Arthur C. Graesser, Kurt VanLehn, Carolyn P. Rosé, Pamela W. Jordan, and Derek Harter. 2001. Intelligent tutoring systems with conversational dialogue. AI Mag. 22, 4 (October 2001), 39-51.

1. SUMMARY
The paper describes AutoTutor which is a fully automated conversational-based tutoring system simulating typical human tutor’s dialogue patterns. From pre-designed curriculum scripts , AutoTutor gives questions that stimulate detailed answers with deep reasoning. A Dialog Advancer Network - a finite state automaton - was employed to drive conversations in turn-by- turn or multi-turn manner. It usually takes 10 to 30 turns to answer 1 question in the curriculum script. The process starts with a “pump” for information from a student. Based on the response, AutoTutor picks one piece of knowledge for further drilling, and sets expectation for student’s answer.

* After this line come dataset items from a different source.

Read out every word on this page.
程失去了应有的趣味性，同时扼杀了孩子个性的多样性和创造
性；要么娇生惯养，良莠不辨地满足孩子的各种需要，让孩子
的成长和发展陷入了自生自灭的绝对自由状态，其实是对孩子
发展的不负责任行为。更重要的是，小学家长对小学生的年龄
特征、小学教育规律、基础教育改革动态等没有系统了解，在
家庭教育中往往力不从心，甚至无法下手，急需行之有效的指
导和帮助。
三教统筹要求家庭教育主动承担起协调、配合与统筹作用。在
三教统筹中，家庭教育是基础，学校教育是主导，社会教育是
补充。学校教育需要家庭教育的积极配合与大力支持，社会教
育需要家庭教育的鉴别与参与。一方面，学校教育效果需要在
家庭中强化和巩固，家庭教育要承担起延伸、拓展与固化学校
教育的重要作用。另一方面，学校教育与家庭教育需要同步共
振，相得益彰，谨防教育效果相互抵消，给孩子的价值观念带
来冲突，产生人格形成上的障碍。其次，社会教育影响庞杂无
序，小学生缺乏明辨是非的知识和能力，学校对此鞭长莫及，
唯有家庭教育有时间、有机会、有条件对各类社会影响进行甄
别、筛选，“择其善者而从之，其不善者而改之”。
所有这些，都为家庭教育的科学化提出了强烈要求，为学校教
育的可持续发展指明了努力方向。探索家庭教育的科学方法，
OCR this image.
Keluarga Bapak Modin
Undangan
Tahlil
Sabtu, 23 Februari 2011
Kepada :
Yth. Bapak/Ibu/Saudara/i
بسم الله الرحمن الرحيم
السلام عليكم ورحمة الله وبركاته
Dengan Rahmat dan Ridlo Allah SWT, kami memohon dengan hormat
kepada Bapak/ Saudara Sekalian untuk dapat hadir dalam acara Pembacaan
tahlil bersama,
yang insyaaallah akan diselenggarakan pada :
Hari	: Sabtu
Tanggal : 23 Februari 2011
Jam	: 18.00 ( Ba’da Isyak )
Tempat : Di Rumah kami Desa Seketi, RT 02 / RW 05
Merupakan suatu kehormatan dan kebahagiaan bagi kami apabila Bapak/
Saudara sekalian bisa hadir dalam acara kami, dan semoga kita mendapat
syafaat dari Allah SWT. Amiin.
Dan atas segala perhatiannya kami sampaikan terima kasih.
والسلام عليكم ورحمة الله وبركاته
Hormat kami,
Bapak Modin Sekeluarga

Each expectation is usually satisfied within 6 dialog moves, which include hints, assertions, and prompts. Latent semantic analysis (LSA) was used to evaluate the quality of students’ responses. Feedbacks are given via backchannel feedback, evaluative pedagogical feedback, and corrective feedback.
2. STRENGTHS
The paper has a good scope with AutoTutor has helped 200 college students, with improved learning of 0.5 (half a letter grade). The paper also discusses ATLAS and WHY2 for comparing the pros and cons. Interesting findings were shared such as sometimes students can’t articulate a point even when such point was given away prior by the AutoTutor.
3. WEAKNESSES
Readers might desire for more quantitative data regarding AutoTutor. Intuitively, the learning rates will vary among different questions in the curriculum script. It would be interesting to see which question requires most students most time to answer, the percentage of cycles ended with assertions, and so on.